It has been said that the voting bloc President Trump cares about most — or maybe even cares only about — is his base. And while Trump won the support of certain voting blocs generally viewed as part of his base, such as white evangelicals and older Americans, few groups are viewed as being more synonymous with Trump’s base than white working-class voters.

But even though this group gives Trump higher marks than most -- only 37 percent of Americans approve of Trump job’s performance, according to the latest CNN poll, white working class voters’s support for the president is declining. CNN reported:

“The increase in disapproval for the President comes primarily among whites without college degrees, 45% of whom approve and 47% disapprove, marking the first time his approval rating with this group has been underwater in CNN polling since February 2018. In December, his approval rating with whites who have not received a four-year degree stood at 54%, with 39% disapproving.”

While Trump easily won white working-class voters in the 2016 presidential election, a lot has changed since then. The president has found himself in more controversies related to his financial dealings, high turnover among White House staffers and his relationship with Russian power players. It is perhaps these concerns that are playing a part in causing white working-class voters to express declining support for the president.

Unsurprisingly, white working-class voters remain supportive of Trump’s proposed border wall, but they are more likely than not to blame the president for the government shutdown — a situation that came as a result of failed negotiations with Democrats to get a border wall. It will be telling to see whether white working-class voters will continue backing Trump’s hard-line immigration policies even if that means prolonging the government shutdown that has greatly inconvenienced many of their lives.

While most federal workers affected by the shutdown are in the Washington area, a Post analysis found that as a percentage of all workers, federal employees affected by the shutdown are as common in Montana and Alaska — states with significant percentages of white working-class voters — as in Maryland. In fact, four federal government employees from Texas and West Virginia — states Trump won — are suing the Trump administration, claiming that the shutdown amounts to involuntary servitude and thus a violation of the 13th Amendment.

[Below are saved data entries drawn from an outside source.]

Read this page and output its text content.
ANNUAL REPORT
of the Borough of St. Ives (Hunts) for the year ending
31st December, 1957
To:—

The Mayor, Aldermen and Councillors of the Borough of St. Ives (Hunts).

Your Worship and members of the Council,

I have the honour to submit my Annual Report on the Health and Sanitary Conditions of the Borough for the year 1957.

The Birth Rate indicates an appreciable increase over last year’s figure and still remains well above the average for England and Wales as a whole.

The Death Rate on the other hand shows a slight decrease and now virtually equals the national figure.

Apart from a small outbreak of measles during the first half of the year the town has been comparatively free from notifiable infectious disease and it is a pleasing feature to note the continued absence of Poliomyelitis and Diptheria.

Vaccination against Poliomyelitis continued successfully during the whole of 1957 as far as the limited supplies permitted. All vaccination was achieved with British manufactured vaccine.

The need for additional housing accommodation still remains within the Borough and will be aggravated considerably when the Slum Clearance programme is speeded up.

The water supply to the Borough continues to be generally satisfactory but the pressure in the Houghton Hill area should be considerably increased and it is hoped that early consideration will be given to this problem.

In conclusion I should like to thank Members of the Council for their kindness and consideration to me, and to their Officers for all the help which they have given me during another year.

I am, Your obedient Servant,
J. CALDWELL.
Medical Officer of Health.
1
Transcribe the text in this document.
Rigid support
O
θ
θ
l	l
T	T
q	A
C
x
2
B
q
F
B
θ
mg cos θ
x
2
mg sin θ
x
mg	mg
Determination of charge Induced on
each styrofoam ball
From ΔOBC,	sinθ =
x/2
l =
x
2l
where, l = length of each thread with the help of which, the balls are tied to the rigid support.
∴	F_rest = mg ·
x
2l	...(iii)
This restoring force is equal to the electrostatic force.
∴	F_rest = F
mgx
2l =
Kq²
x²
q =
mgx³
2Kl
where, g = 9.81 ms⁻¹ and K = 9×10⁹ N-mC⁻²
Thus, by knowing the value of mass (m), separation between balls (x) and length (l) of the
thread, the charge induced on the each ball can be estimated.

If the shutdown continues and the public’s view on the matter doesn’t change, Trump’s approval ratings could continue to drop with a group of Americans who helped send him to the White House. And if Trump does not do anything to reverse his decline in popularity with white working-class voters, it could be difficult for him to win a reelection campaign launched with the slogan “Promises Kept.” Because for many Trump supporters, including the white working-class voters who supported him, failing to deliver on a border wall and bringing jobs back to the United States to increase the chances of economic gains being felt by the white working class is the exact opposite of keeping one’s campaign promises.